New Hampshire school superintendents are capable of implementing perfectly good existing state-developed tests, such as the Stanford Achievement test. Alternatively, we could have the University of New Hampshire create our own tests without the interference of the federal government. Kansas, for instance, had its state university devise a set of tests that will test the standards of English and math and nothing else.

Promoting the use of Smarter Balance ignores the results of the teachers’ experiment at the Nashua Middle School, which showed that the Smarter Balance tests are developmentally inappropriate for our children in the lower and middle-school grades.

Common Core state standards were developed in 2009 and adopted by New Hampshire in the summer of 2010 when parents and teachers were away on vacation. The federal government pressured New Hampshire to adopt the Common Core before the end of August 2010 in order to qualify for federal funds. This action is illegal as federal money cannot be used to control or direct education in the K-12 grades.

Since there was little time to solicit public opinion; parents and legislators did not get the chance to review the Common Core standards before they were hastily adopted. So much for local control of K-12 education.

Scott McGilvray, president of the state chapter of the National Education Association, wrote that “every day we see the results” of implementing Common Core in our schools. What specifically are the results, and where is the data to prove these claims?

I asked state education officials for the research that proved the efficacy of the Common Core to achieve the outcomes that the proponents expect. I have not received such proof. That is because Common Core is another flawed educational theory that has not been tested on a pilot basis before it is inflicted on our entire nation of K-12 children.

Since the U.S. Department of Education was created in 1978, our children have had to endure the failed educational theories promoted by the federal government. They include Whole Language Learning, Goals 2000 and No Child Left Behind. Common Core is the next flawed theory. Since 1978 our K-12 educational standards have gone from No. 1 in the world to No. 9 today. Parents need to reject Common Core to prevent our next group of K-12 students from being guinea pigs for the next flawed federally promoted set of educational standards. We need to teach our children to be better citizens, not better test takers.

The NEA along with the National Governors Association and the Council of Chief State School Officers have all received millions dollars in grants over the past five years from the Bill and Melinda Gates Foundation to promote Common Core. The Gates Foundation is the chief financier of the standards, which were developed by a private think tank in Washington, D.C. The governors association and school officers group were asked to validate these standards to give the appearance that the standards were “state led.” This is because the Constitution does not give the federal government the right to direct or influence K-12 educational standards.

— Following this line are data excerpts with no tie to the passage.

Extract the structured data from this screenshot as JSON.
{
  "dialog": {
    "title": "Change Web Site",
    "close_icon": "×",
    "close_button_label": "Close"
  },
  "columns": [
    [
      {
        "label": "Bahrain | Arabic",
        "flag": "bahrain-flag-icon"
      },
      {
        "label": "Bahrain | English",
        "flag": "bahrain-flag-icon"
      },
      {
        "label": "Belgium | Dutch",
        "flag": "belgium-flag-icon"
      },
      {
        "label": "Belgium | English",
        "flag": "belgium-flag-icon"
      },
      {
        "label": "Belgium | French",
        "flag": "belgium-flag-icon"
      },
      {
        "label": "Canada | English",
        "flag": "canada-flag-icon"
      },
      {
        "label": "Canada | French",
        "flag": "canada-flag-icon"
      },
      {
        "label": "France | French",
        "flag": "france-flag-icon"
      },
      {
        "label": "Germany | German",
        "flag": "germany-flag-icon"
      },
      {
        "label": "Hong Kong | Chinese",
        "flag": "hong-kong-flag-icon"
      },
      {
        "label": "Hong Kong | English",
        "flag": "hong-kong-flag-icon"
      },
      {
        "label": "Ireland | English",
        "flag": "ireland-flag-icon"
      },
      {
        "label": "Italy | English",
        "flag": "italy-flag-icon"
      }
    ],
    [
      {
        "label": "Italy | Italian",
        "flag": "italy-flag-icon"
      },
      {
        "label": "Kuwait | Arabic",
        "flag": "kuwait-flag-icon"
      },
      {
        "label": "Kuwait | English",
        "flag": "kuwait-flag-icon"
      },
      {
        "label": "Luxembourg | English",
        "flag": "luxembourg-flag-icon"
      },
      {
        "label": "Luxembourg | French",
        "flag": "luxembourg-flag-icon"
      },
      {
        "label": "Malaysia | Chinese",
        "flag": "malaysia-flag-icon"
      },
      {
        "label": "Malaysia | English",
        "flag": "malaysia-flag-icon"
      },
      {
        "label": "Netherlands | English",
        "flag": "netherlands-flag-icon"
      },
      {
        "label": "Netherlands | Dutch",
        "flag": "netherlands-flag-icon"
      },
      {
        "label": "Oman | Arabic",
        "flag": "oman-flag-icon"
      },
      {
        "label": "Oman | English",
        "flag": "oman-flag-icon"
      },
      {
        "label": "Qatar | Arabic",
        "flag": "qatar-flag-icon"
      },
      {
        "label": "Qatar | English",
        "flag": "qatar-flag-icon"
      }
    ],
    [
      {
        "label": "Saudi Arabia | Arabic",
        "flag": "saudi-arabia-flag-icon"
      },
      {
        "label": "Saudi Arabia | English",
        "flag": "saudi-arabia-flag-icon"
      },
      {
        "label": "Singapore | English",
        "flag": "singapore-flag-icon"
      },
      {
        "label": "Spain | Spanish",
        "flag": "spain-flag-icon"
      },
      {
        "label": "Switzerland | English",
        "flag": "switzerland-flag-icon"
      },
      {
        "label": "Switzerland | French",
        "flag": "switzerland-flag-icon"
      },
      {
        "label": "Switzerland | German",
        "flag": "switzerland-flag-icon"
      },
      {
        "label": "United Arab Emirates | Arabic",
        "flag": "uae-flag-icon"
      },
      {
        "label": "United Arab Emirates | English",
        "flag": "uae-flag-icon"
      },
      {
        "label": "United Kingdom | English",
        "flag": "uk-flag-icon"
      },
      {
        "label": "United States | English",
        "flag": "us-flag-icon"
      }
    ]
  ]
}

Local control of school standards has been, since the public school system was implemented in America in 1845, about teaching students to strive for excellence in learning, not adopting standards that are common to the core. New Hampshire is capable of adopting more excellent standards for our children, and we can develop tests that are appropriate so that our children will learn to love learning – not hate it because of ridiculous testing.

(Joseph Mendola is a member of the Kearsarge Regional School Board.)